Me: No, that is too hard for him. Do the “Word builder” please.
(C.G. Gives Hubby a piece of paper and pencil to write down the words.)
Me: No, you write down the words as he finds them.
Him: I found a five-letter word: “W I L E S.”
Me: (speaking to C.G.): Please write down the word.
(C.G proceeded to write the word as if it is Chinese, from the top of the page to the bottom.)
Me: (Thinking I am going quite mad) Why are you writing the word vertically?
C.G.: No answer.
Him: I can only find one five-letter word.
Me: Try some three letter words.
Him: I am not interested in those. I have one! …. W I L E S.
C.G: We have that one already.
Him: I cannot find any more five-letter words.

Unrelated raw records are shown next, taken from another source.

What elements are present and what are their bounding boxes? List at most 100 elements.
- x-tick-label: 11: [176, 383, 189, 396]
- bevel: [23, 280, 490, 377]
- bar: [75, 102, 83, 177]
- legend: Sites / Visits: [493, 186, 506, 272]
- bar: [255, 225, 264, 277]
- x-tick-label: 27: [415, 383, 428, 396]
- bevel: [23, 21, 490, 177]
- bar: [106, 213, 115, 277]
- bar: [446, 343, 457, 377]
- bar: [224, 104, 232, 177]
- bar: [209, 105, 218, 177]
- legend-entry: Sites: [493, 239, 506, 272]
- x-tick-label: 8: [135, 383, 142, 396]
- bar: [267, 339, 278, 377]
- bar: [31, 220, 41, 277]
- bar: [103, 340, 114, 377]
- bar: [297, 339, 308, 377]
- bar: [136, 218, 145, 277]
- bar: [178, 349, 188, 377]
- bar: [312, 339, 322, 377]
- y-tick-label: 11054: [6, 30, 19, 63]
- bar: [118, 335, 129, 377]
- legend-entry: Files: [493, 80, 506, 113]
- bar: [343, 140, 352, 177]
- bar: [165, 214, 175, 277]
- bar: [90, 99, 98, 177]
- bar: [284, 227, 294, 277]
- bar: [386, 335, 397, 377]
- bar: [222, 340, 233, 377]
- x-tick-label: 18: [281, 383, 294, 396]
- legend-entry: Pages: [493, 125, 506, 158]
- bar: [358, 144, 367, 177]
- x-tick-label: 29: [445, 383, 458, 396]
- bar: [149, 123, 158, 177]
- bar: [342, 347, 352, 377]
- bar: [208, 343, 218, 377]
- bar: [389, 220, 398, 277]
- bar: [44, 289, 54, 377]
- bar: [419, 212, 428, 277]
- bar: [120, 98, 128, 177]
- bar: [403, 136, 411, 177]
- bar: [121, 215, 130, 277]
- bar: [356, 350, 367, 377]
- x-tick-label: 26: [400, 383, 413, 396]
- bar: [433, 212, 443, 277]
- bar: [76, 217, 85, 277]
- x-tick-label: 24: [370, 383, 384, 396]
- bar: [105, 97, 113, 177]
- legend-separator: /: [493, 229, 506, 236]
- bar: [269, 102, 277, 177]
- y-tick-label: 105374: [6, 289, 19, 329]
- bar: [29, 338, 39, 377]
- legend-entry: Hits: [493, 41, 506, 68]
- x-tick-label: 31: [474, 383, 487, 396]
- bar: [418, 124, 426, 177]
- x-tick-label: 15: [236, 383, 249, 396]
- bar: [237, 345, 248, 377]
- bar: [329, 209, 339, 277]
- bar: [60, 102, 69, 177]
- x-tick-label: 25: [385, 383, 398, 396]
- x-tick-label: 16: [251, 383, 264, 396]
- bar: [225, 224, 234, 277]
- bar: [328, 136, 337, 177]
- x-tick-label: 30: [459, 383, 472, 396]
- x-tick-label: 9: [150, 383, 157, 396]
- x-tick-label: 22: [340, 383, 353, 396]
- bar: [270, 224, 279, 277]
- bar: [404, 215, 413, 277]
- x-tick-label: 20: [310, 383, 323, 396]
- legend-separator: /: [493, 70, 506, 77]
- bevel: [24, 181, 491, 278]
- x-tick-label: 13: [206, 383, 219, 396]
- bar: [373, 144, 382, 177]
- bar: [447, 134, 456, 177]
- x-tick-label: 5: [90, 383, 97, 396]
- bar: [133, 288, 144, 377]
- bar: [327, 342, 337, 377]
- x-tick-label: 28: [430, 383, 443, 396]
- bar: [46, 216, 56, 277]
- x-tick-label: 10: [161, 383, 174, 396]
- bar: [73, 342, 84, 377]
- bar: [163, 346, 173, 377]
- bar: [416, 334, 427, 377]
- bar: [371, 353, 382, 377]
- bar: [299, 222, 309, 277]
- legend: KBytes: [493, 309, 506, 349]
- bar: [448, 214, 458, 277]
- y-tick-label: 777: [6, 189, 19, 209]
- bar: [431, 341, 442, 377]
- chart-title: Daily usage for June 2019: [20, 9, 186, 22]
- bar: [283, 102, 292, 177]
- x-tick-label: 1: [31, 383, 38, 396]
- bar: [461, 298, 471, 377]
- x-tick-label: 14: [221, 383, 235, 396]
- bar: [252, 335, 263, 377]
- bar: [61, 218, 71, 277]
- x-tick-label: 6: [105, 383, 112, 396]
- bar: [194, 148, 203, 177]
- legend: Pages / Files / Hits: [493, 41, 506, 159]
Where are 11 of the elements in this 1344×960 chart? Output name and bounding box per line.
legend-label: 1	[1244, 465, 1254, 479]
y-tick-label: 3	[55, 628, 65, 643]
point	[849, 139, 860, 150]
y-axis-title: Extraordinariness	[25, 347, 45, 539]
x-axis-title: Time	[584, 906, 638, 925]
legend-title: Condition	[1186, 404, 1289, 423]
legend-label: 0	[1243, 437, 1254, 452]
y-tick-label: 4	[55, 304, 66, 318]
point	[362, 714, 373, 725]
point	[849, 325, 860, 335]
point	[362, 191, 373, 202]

Me: Try some smaller ones too.
Him: Staring at the letters… (No response. He will not consider my suggestion. Is it “will not,” or is it “cannot?”) (Please read the DD chapter “Can’t vs Won’t”).
Me: (He has always liked this game. The challenge of the five-letter word was always his favorite. Now he reverts back to his previous inclination, and refuses to look for smaller ones. This game is clearly not working anymore.)
Him: (for the fifth time) – Do you have “W I L E S”?
C.G.: Yes, I have written it… look here on the paper.
C.G.: (Now looking at her phone, hoping to escape. She has thrown in the “proverbial towel.” She has the patience of a grasshopper.)
When I shared this experience with others in my support group, their responses gave me pause:
“At least your husband speaks.”
“I wish my husband could still talk to me…”
I cannot imagine a Hubby who does not emote every thought that enters his mind. I understand now… that the deafening silence is a greater enemy than the verbosity. I count my small blessings.